Açıklamalarının ardından basın mensuplarının sorularını yanıtlayan Karamollaoğlu, MHP Genel Başkanı Devlet Bahçeli’nin İçişleri Bakanı Süleyman Soylu’ya yönelik, “Soylu’ya yapılan itibar suikastını asla kabul etmiyoruz. Kim demiş Sayın Soylu yalnız diye, kim demiş Soylu sahipsiz diye. Hakkında ne söylenirse söylensin, bizim denilenlere aldırış etmemiz mümkün değildir” açıklamasının hatırlatılması üzerine şu değerlendirmeyi yaptı:

* Son zamanlarda oklar, özellikle de dışarıdan yapılan açıklamalar Sayın Soylu’yu hedef almış gibi gözüküyor. Doğru olup olmadığı hakkında bir fikir beyan edemem çünkü detayı hiç bilmiyorum. Çünkü mafya ile bizim hiçbir zaman irtibatımız ilişkimiz olmadı. Ancak ben burada Sayın Soylu’nun bir İçişleri Bakanı olarak kendisinin aklanması babında da ‘ya madem bu kadar iddianız var işte ben çekiliyorum.

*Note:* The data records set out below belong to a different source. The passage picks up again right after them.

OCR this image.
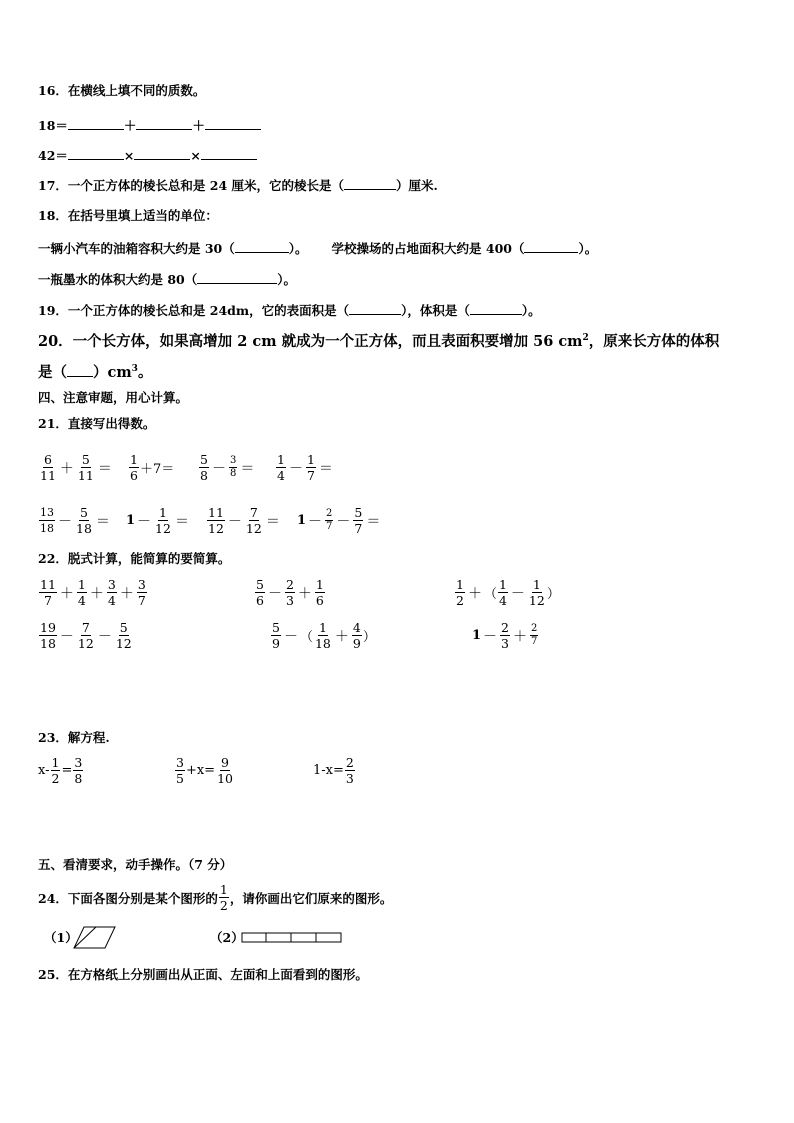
16．在横线上填不同的质数。
18＝	＋	＋
42＝	×	×
17．一个正方体的棱长总和是 24 厘米，它的棱长是（	）厘米.
18．在括号里填上适当的单位：
一辆小汽车的油箱容积大约是 30（	）。 学校操场的占地面积大约是 400（	）。
一瓶墨水的体积大约是 80（	）。
19．一个正方体的棱长总和是 24dm，它的表面积是（	），体积是（	）。
20．一个长方体，如果高增加 2 cm 就成为一个正方体，而且表面积要增加 56 $cm^2$，原来长方体的体积
是（ ）$cm^3$。
四、注意审题，用心计算。
21．直接写出得数。
$\frac{6}{11} + \frac{5}{11} = \frac{1}{6} +7= \frac{5}{8} - \frac{3}{8} = \frac{1}{4} - \frac{1}{7}$ ＝
$\frac{13}{18} - \frac{5}{18} = 1 - \frac{1}{12} = \frac{11}{12} - \frac{7}{12} = 1 - \frac{2}{7} - \frac{5}{7}$ ＝
22．脱式计算，能简算的要简算。
$\frac{11}{7} + \frac{1}{4} + \frac{3}{4} + \frac{3}{7}$	$\frac{5}{6} - \frac{2}{3} + \frac{1}{6}$	$\frac{1}{2}$ ＋ （ $\frac{1}{4} - \frac{1}{12}$ ）
$\frac{19}{18} - \frac{7}{12} - \frac{5}{12}$	$\frac{5}{9}$ － （ $\frac{1}{18} + \frac{4}{9}$ ）	$1 - \frac{2}{3} + \frac{2}{7}$
23．解方程.
$x- \frac{1}{2} = \frac{3}{8}$	$\frac{3}{5} +x= \frac{9}{10}$	$1-x= \frac{2}{3}$
五、看清要求，动手操作。（7 分）
24．下面各图分别是某个图形的 $\frac{1}{2}$ ，请你画出它们原来的图形。
（1）	（2）
25．在方格纸上分别画出从正面、左面和上面看到的图形。
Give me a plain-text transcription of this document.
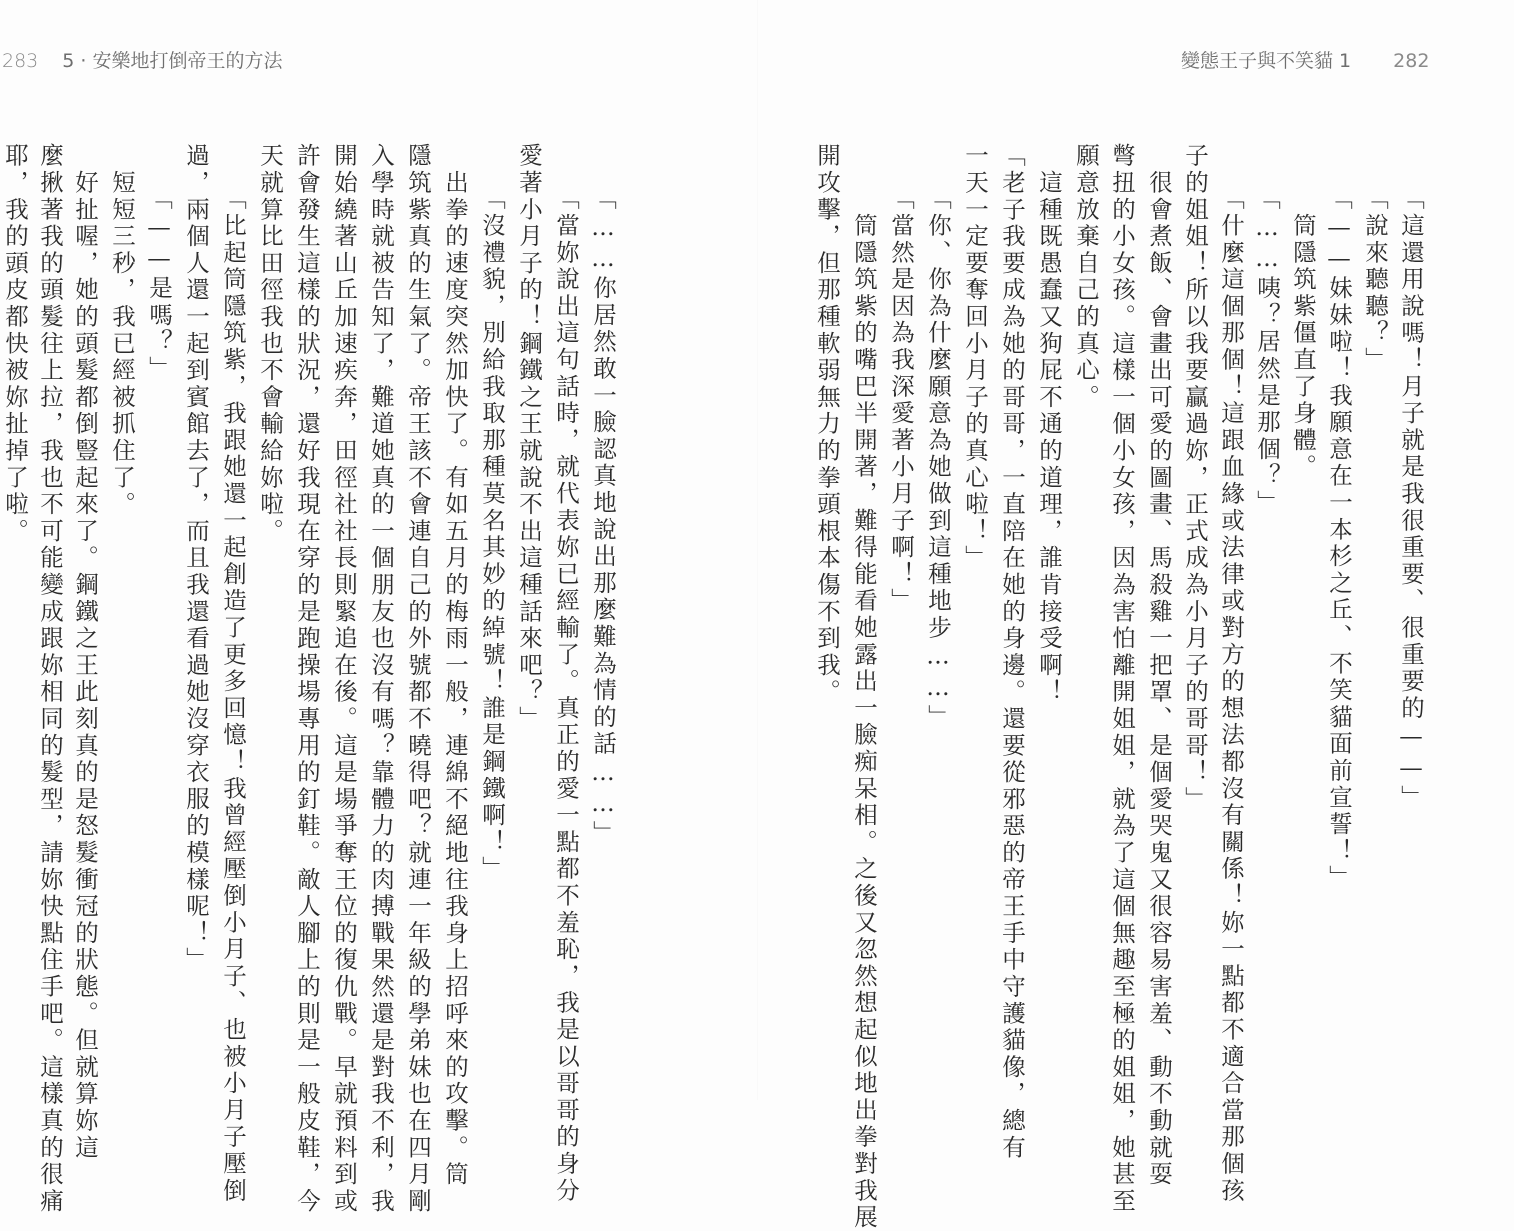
283 5 · 安樂地打倒帝王的方法	變態王子與不笑貓 1 282
「這還用說嗎！月子就是我很重要、很重要的——」
「說來聽聽？」
「——妹妹啦！我願意在一本杉之丘、不笑貓面前宣誓！」
　筒隱筑紫僵直了身體。
「……咦？居然是那個？」
「什麼這個那個！這跟血緣或法律或對方的想法都沒有關係！妳一點都不適合當那個孩
子的姐姐！所以我要贏過妳，正式成為小月子的哥哥！」
　很會煮飯、會畫出可愛的圖畫、馬殺雞一把罩、是個愛哭鬼又很容易害羞、動不動就耍
彆扭的小女孩。這樣一個小女孩，因為害怕離開姐姐，就為了這個無趣至極的姐姐，她甚至
願意放棄自己的真心。
　這種既愚蠢又狗屁不通的道理，誰肯接受啊！
「老子我要成為她的哥哥，一直陪在她的身邊。還要從邪惡的帝王手中守護貓像，總有
一天一定要奪回小月子的真心啦！」
「你、你為什麼願意為她做到這種地步……」
「當然是因為我深愛著小月子啊！」
　筒隱筑紫的嘴巴半開著，難得能看她露出一臉痴呆相。之後又忽然想起似地出拳對我展
開攻擊，但那種軟弱無力的拳頭根本傷不到我。
「……你居然敢一臉認真地說出那麼難為情的話……」
「當妳說出這句話時，就代表妳已經輸了。真正的愛一點都不羞恥，我是以哥哥的身分
愛著小月子的！鋼鐵之王就說不出這種話來吧？」
「沒禮貌，別給我取那種莫名其妙的綽號！誰是鋼鐵啊！」
　出拳的速度突然加快了。有如五月的梅雨一般，連綿不絕地往我身上招呼來的攻擊。筒
隱筑紫真的生氣了。帝王該不會連自己的外號都不曉得吧？就連一年級的學弟妹也在四月剛
入學時就被告知了，難道她真的一個朋友也沒有嗎？靠體力的肉搏戰果然還是對我不利，我
開始繞著山丘加速疾奔，田徑社社長則緊追在後。這是場爭奪王位的復仇戰。早就預料到或
許會發生這樣的狀況，還好我現在穿的是跑操場專用的釘鞋。敵人腳上的則是一般皮鞋，今
天就算比田徑我也不會輸給妳啦。
「比起筒隱筑紫，我跟她還一起創造了更多回憶！我曾經壓倒小月子、也被小月子壓倒
過，兩個人還一起到賓館去了，而且我還看過她沒穿衣服的模樣呢！」
「——是嗎？」
　短短三秒，我已經被抓住了。
　好扯喔，她的頭髮都倒豎起來了。鋼鐵之王此刻真的是怒髮衝冠的狀態。但就算妳這
麼揪著我的頭髮往上拉，我也不可能變成跟妳相同的髮型，請妳快點住手吧。這樣真的很痛
耶，我的頭皮都快被妳扯掉了啦。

* Dışımda bir bakan gelsin bu dediğiniz iddiaları benim dışımdakiler araştırsın’ demesini ben kendisinden beklerdim şahsen. Demek ki pek böyle bir niyeti kendisinin yok. Sayın Bahçeli’nin de Soylu’ya sahip çıkmasını ben garipsemiyorum. Bahçeli yerine göre mafya liderlerine sahip çıkıyor. Mafya liderlerine sahip çıkması bu kadar ileriye gidebildiğine göre.

* Şu andaki İçişleri Bakanı’na sahip çıkmasını garipsemek pek de garip gelmez. Onun için ben bu konuda Sayın Bahçeli’nin açıklamasından çok Sayın Soylu’nun bu tip iddiaların gerçekle alakası olmadığını kendisine yönelik bir takım iddiaların açıklığa kavuşması için ‘işte ben bu görevi gönül rahatlığı ile birisine teslim ediyorum ve benim aklanmamı bekliyorum’ demesini ben daha doğru bir yol olarak görüyorum.